Quinn, an anthropological archaeologist interested in understanding how social inequality first emerged in human societies, came to Hamilton in 2017. In his research he examines the emergence of inequality through the intersection of political economy, identity, mortuary ritual, material culture signaling, and landscapes. Combining fieldwork in Transylvania, Ireland, Jordan, and the southern Appalachians, his work explores the dynamics of inequality in mining communities in the past and present. He is the co-director of four ongoing archaeological and public archaeology projects in Romania and the southeastern U.S.

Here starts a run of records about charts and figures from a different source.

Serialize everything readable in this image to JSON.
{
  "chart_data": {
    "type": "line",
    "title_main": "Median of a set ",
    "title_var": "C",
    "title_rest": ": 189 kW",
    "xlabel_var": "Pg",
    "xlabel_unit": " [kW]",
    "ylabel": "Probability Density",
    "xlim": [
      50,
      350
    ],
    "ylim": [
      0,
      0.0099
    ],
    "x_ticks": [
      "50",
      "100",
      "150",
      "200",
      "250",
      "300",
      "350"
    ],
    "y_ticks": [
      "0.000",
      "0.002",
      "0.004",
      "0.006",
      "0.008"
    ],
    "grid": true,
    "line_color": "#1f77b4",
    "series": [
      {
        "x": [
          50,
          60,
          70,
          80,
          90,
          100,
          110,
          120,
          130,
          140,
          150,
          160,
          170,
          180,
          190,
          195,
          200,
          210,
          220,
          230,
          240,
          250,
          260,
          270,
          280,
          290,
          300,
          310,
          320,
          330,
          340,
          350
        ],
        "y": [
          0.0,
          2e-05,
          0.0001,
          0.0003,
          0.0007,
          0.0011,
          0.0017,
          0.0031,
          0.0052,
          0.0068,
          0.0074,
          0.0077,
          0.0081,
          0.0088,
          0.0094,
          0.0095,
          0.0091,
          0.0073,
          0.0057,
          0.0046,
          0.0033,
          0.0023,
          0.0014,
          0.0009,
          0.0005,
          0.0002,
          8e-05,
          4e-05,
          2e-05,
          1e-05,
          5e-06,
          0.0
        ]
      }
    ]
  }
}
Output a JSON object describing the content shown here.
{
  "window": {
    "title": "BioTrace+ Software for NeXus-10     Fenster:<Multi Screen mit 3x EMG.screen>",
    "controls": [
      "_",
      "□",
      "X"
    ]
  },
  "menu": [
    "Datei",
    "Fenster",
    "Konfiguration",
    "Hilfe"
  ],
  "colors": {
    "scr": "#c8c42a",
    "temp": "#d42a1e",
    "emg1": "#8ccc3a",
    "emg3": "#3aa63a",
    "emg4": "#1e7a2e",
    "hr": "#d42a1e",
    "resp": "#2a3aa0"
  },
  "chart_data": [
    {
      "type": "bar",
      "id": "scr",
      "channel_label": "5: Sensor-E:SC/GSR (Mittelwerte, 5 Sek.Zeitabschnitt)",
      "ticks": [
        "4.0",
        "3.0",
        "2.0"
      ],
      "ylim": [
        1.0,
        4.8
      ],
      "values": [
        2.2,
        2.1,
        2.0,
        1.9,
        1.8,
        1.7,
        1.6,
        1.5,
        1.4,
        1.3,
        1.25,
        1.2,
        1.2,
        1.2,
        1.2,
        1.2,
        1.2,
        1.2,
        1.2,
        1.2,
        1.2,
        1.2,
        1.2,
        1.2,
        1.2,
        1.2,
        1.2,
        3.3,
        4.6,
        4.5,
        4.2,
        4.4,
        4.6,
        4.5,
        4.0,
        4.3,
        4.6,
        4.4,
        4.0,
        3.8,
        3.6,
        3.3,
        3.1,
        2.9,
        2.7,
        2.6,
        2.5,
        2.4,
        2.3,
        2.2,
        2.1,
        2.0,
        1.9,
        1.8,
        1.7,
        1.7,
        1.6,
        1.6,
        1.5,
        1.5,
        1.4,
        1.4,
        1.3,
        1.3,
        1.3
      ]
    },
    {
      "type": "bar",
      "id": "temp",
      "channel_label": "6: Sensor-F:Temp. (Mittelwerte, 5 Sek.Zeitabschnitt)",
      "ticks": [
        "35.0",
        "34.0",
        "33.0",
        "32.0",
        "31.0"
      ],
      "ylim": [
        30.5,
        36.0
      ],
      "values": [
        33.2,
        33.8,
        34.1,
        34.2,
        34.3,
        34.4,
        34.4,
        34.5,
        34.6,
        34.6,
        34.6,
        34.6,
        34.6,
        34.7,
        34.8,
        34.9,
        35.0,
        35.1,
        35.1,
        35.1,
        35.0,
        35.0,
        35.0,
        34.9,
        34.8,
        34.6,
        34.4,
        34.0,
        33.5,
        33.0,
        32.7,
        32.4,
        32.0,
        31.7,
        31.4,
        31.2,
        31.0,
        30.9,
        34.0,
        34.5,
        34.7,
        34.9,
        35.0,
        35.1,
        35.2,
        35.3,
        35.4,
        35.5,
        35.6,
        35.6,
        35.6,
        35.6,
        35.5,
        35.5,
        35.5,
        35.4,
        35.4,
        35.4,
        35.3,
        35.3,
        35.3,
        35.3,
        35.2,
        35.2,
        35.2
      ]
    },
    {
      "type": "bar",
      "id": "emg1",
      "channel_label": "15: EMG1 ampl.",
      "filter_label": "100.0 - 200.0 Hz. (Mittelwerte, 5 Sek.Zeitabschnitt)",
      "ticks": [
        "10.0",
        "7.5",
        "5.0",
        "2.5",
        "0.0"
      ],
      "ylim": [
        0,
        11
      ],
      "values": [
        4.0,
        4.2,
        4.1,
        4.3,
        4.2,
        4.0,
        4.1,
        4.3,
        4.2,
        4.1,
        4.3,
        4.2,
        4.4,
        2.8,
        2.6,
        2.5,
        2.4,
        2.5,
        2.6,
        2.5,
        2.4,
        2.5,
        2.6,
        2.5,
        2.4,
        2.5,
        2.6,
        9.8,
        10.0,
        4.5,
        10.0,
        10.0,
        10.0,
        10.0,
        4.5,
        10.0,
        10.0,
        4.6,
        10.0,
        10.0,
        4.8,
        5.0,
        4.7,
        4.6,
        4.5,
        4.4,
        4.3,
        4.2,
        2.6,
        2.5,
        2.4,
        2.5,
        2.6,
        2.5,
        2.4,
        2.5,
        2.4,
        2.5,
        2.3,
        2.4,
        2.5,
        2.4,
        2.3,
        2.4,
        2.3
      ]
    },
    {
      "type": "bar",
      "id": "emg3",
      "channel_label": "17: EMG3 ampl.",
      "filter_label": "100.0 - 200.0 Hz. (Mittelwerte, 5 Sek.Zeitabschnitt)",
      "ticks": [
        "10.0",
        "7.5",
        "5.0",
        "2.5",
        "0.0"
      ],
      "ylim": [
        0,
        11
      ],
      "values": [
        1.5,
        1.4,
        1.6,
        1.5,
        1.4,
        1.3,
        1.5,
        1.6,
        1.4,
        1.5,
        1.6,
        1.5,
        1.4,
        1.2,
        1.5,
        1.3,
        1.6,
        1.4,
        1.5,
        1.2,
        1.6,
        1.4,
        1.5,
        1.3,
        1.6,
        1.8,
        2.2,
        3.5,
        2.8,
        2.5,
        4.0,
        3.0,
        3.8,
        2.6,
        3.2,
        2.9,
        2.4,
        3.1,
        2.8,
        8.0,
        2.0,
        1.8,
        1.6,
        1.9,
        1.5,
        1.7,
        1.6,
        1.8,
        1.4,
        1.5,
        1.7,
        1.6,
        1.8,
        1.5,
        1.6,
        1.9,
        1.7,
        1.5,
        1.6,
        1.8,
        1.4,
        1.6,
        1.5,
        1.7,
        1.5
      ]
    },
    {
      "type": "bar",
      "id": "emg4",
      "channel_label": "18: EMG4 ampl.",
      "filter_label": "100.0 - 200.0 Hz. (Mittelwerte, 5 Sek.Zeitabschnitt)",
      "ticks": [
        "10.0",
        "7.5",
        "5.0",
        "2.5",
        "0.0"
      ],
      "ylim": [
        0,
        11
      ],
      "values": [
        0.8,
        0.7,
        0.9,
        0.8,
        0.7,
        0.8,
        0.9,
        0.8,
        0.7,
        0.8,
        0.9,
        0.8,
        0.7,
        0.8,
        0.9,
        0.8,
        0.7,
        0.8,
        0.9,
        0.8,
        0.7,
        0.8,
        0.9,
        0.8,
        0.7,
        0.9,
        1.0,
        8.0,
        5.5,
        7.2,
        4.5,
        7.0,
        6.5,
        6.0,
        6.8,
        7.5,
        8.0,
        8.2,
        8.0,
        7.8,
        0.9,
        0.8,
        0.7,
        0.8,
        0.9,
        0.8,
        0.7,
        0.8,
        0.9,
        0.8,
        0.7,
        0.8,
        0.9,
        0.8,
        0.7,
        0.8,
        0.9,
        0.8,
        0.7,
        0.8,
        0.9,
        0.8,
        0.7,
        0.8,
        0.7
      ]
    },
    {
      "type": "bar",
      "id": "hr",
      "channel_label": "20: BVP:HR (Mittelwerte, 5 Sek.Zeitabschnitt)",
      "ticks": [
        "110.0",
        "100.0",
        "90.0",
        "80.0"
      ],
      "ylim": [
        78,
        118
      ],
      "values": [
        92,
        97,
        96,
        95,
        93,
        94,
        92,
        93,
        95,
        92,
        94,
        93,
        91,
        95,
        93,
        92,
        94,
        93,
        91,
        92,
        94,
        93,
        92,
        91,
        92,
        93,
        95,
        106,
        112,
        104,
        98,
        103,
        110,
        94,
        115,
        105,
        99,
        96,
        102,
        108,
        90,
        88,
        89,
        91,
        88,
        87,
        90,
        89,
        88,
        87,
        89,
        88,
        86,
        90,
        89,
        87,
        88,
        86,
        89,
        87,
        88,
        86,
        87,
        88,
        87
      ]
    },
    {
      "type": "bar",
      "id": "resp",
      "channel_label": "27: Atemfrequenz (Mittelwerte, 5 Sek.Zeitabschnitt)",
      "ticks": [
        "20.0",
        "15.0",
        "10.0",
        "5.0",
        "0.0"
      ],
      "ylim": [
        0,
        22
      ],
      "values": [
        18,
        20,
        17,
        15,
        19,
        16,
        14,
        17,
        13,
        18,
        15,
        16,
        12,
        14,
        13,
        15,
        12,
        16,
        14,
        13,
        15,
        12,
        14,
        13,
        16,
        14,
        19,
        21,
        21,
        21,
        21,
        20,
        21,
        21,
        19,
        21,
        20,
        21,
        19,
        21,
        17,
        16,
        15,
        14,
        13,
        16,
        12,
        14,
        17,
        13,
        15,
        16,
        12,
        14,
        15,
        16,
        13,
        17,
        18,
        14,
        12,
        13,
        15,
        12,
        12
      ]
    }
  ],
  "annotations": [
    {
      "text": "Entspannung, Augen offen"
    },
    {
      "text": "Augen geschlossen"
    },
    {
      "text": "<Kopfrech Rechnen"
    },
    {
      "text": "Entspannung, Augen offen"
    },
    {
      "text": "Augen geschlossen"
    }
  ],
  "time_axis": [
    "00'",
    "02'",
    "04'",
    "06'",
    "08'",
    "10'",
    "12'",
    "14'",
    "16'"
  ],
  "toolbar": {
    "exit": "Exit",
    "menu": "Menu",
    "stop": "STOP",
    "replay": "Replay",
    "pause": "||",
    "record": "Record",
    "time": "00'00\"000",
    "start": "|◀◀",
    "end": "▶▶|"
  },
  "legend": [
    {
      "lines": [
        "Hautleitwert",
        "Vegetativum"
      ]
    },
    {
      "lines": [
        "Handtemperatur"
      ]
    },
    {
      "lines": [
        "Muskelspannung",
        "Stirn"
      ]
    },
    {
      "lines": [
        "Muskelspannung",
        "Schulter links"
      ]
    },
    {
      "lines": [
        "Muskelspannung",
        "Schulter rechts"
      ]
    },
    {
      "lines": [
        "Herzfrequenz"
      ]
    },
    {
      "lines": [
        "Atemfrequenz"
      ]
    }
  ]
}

In 2022, Quinn was awarded an American Philosophical Society Franklin Grant to help fund his fieldwork in Romania. In 2021, articles he co-authored were published in a special issue of the journal Bioarchaeology International. He also co-edited the issue on “Living and Dying in Mountain Landscapes” with Jess Beck of Vassar College and was among co-authors with Emily Hull ’18 of “Presenting Effective and Award-Winning Student Posters at SAA Meetings” published in The SAA Archaeological Record.

Anne Valente
Appointed to the Faculty in 2017

Anne Valente (Ph.D., University of Cincinnati; M.F.A., Bowling Green State University; M.S., University of Illinois; B.A., Washington University in St. Louis)

Having joined the Hamilton faculty in 2017, Valente is the author of two novels, Our Hearts Will Burn Us Down and The Desert Sky Before Us, as well as the short story collection By Light We Knew Our Names, which won the Dzanc Prize. Her short stories have appeard in American Short Fiction, The Kenyon Review, One Story, and The Chicago Tribune, and her essays in The Believer, Guernica, Literary Hub, and The Washington Post. 

Valente has been awarded fellowships from the Sewanee Writers’ Conference, the Bread Loaf Environmental Writers’ Conference and the Women’s International Study Center, and her work has been recognized in Best Small Fictions 2017 and Best American Essays 2022. 

Keelah Williams
Appointed to the Faculty in 2017

Keelah Williams (Ph.D., J.D., M.A., Arizona State University; B.A., University of Michigan – Dearborn)

Williams is an evolutionary psychologist whose current research focuses on two areas: friendship and legal decision-making. Her work has been published in such journals as Proceedings of the National Academy of Sciences, and she co-authored a paper, “Sometimes we want vicious friends: People have nuanced preferences for how they want their friends to behave toward them versus others,” published in Evolution and Human Behavior in February.

Having joined the Hamilton faculty in 2017, Williams received her doctorate from Arizona State University and her juris doctor from the Sandra Day O’Connor College of Law at Arizona State University. During her time in law school, she served as editor-in-chief of the Arizona State Law Journal. A dual citizen of the U.S. and Australia, Williams has had a lifelong passion for travel.